Despite some dodgy TV dramas, rows over chocolate bars and celebrating it a month too early, it turned out to be the best and proudest moment of the year for the entire country.
Then came Brexit. Middle England was leaving Europe quicker than its football team. The vote was close, 52-48, which was also Nigel Farage’s blood alcohol level the morning after the count.
The calamity-shambles wasn’t over yet. With Boris Johnson favourite to become PM, Michael Gove shafted him and then he pulled out, some old goat said something horrible about women who don’t have children and Theresa May became Margaret Thatcher in kitten heels.
If the London Olympics was Britain giving the world a hug, Brexit was its kick in the hiney. As Bill Bailey put it, every time May smiles, an angel dies.
It was a great moment for anyone who bet on the Leave side remaining. Sadly, though, the Sterling slump meant their winnings were only worth half a farthing.
Best headlines were ‘Brexit Wounds’ and ‘Rue Britannia’ and there was a fantastic meme showing Thomas the Tank Engine being bricked into the Channel Tunnel.
And Scotland said it might need another indepen- dence referendum or else it’d end up like a Third World country. Which was being overly optimistic.
Brexit is a major fear for the Irish economy and the peace process — but it may have rescued Kenny, who is no longer seen as our biggest problem.
The summer gave no respite to a troubled atmosphere when Ireland’s Olympic Games collapsed into a ticketing farce.
Given our history of emigration, it was no wonder our only success was in rowing and sailing — just two of the best ways to get off the island to a better future.

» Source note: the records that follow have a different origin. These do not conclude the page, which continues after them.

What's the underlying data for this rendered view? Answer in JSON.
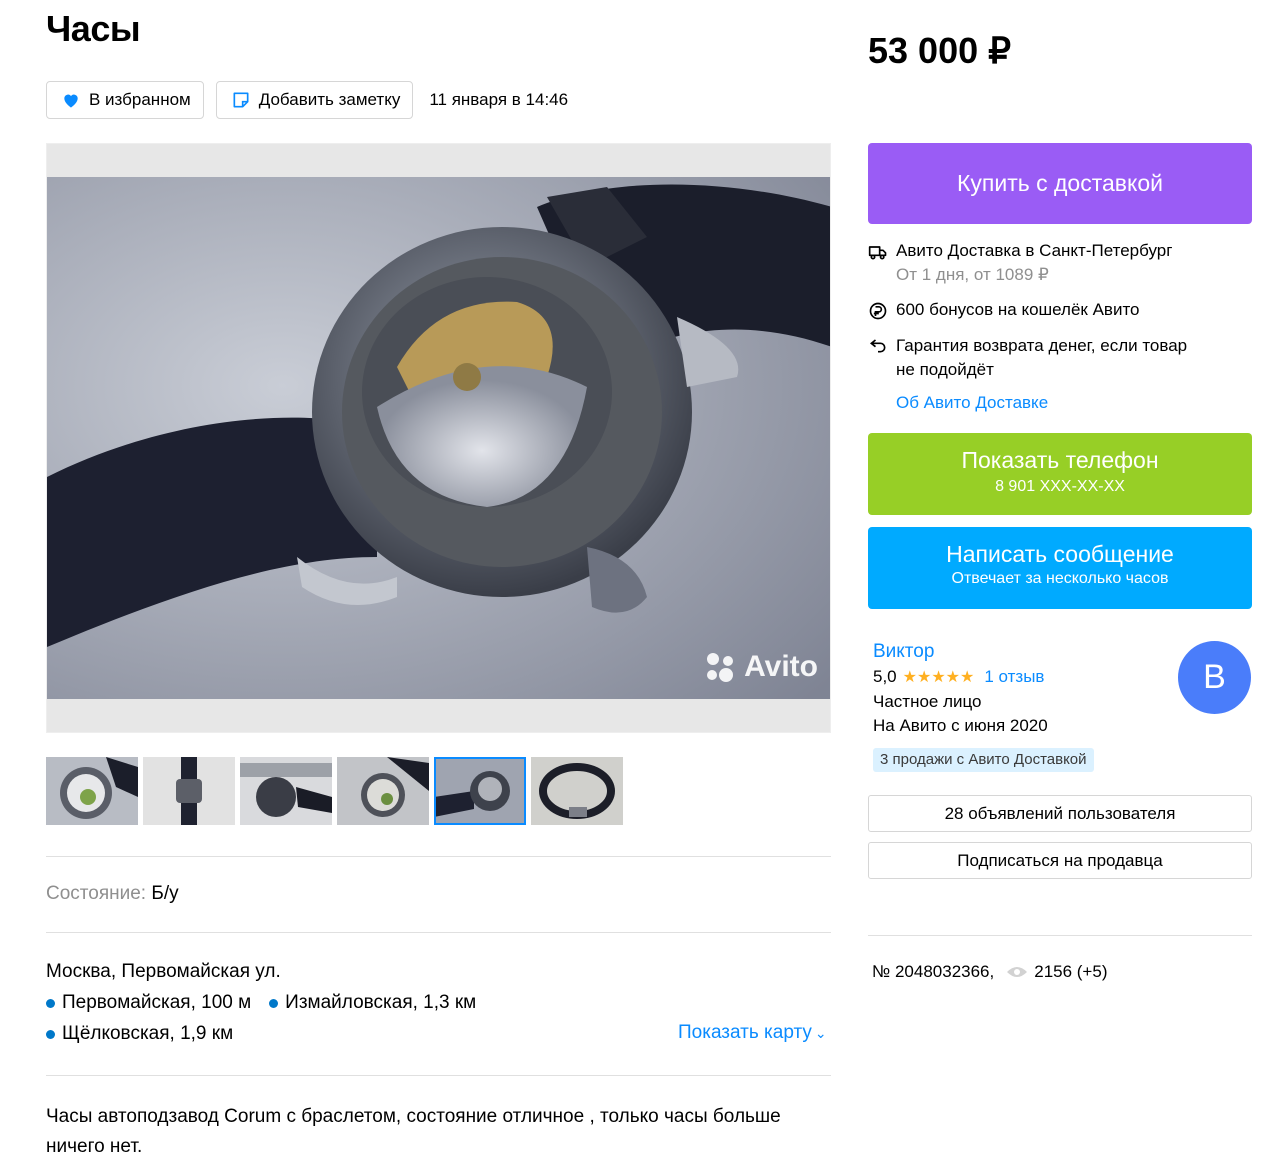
{
  "item": {
    "title": "Часы",
    "price": "53 000 ₽",
    "date": "11 января в 14:46",
    "favorite_label": "В избранном",
    "note_label": "Добавить заметку",
    "watermark": "Avito"
  },
  "details": {
    "condition_label": "Состояние:",
    "condition_value": "Б/у",
    "address": "Москва, Первомайская ул.",
    "metro": [
      {
        "name": "Первомайская, 100 м"
      },
      {
        "name": "Измайловская, 1,3 км"
      },
      {
        "name": "Щёлковская, 1,9 км"
      }
    ],
    "show_map": "Показать карту",
    "description": "Часы автоподзавод Corum с браслетом, состояние отличное , только часы больше ничего нет."
  },
  "delivery": {
    "buy_label": "Купить с доставкой",
    "city_line": "Авито Доставка в Санкт-Петербург",
    "terms": "От 1 дня, от 1089 ₽",
    "bonus": "600 бонусов на кошелёк Авито",
    "guarantee": "Гарантия возврата денег, если товар не подойдёт",
    "about_link": "Об Авито Доставке"
  },
  "contact": {
    "phone_label": "Показать телефон",
    "phone_number": "8 901 XXX-XX-XX",
    "message_label": "Написать сообщение",
    "message_sub": "Отвечает за несколько часов"
  },
  "seller": {
    "name": "Виктор",
    "rating": "5,0",
    "stars": "★★★★★",
    "reviews": "1 отзыв",
    "type": "Частное лицо",
    "since": "На Авито с июня 2020",
    "badge": "3 продажи с Авито Доставкой",
    "avatar_letter": "В",
    "ads_button": "28 объявлений пользователя",
    "subscribe_button": "Подписаться на продавца"
  },
  "meta": {
    "ad_number": "№ 2048032366,",
    "views": "2156 (+5)"
  },
  "colors": {
    "buy": "#9a5cf5",
    "phone": "#97cf26",
    "message": "#00aaff",
    "link": "#0a8bff",
    "avatar": "#4a7dfa"
  }
}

Like most Irish people we send abroad, some did well for themselves in Rio, and some ended up in jail. We came home with three silver medals. The closest we came to seeing bronze was Pat Hickey in a bathrobe.

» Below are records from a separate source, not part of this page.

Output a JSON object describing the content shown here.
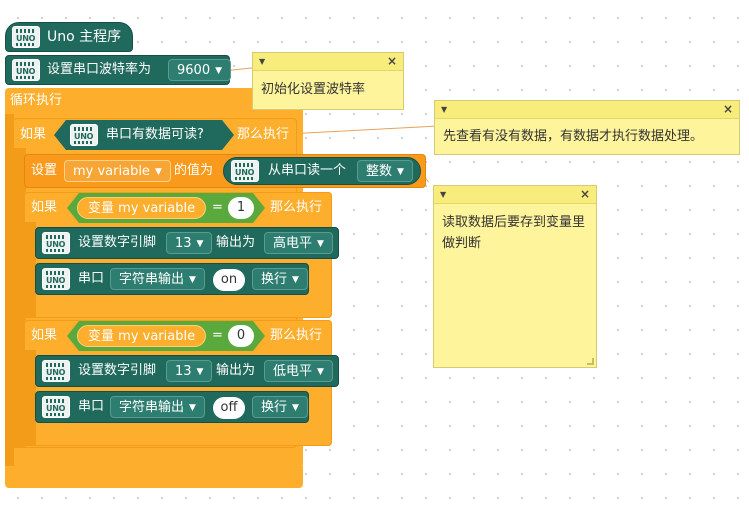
{
  "program": {
    "main_title": "Uno 主程序",
    "chip_label": "UNO",
    "set_baud_label": "设置串口波特率为",
    "baud_value": "9600",
    "loop_label": "循环执行",
    "if1": {
      "if_label": "如果",
      "condition": "串口有数据可读?",
      "then_label": "那么执行"
    },
    "set_var": {
      "set_label": "设置",
      "var_name": "my variable",
      "value_of_label": "的值为",
      "read_label": "从串口读一个",
      "type_value": "整数"
    },
    "if2": {
      "if_label": "如果",
      "var_prefix": "变量",
      "var_name": "my variable",
      "op": "=",
      "compare_value": "1",
      "then_label": "那么执行",
      "set_pin_label": "设置数字引脚",
      "pin": "13",
      "output_label": "输出为",
      "level": "高电平",
      "serial_label": "串口",
      "print_mode": "字符串输出",
      "print_value": "on",
      "newline": "换行"
    },
    "if3": {
      "if_label": "如果",
      "var_prefix": "变量",
      "var_name": "my variable",
      "op": "=",
      "compare_value": "0",
      "then_label": "那么执行",
      "set_pin_label": "设置数字引脚",
      "pin": "13",
      "output_label": "输出为",
      "level": "低电平",
      "serial_label": "串口",
      "print_mode": "字符串输出",
      "print_value": "off",
      "newline": "换行"
    }
  },
  "comments": [
    {
      "text": "初始化设置波特率",
      "close": "×"
    },
    {
      "text": "先查看有没有数据，有数据才执行数据处理。",
      "close": "×"
    },
    {
      "text": "读取数据后要存到变量里做判断",
      "close": "×"
    }
  ],
  "colors": {
    "green_block": "#20695d",
    "orange_block": "#fdae2c",
    "comment_bg": "#fef49c"
  }
}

The autumn was dominated by the second shell shock of this most hectic news year when a certain Busy Fingers McOrangeface grabbed America by the polling place. Bigly.
He’s going to make America great again, even if he has to burn it to the ground.
The Budget proved to be more fudgey than the Great British Bake Off but it did make a household name of Fiscal Donohoe.
The year stuttered to a close for the go-slow 32nd Dail, with such important bills debated as prolonging hedge cutting season by a month, er . . . recognising Irish sign language for the deaf, medicinal ganja and putting curtains over alcohol in small shops.
Kenny’s satisfaction rating has surged so much he’s now as popular as he was in the pre-Irish Water days.
Difficulties for Mary Mitchell O’Connor, Ross and Adams have turned Enda into the Dulux Taoiseach. His colour can weather any storm and still that distinct shade of Cidona auburn hasn’t faded.
All the attention was focused on who might succeed him, but Simon Coveney and Leo Varadkar are as far away as ever.
Simon ends a patchy year with a significant success on his rental bill, while Leo completes 2016 by DJing on late night radio.
So 2017 looks certain to be dominated by Irish Water, abortion, Donald Trump and Brexit.
A bit like ‘New Politics’, the new year is shaping up to look a lot like the old one.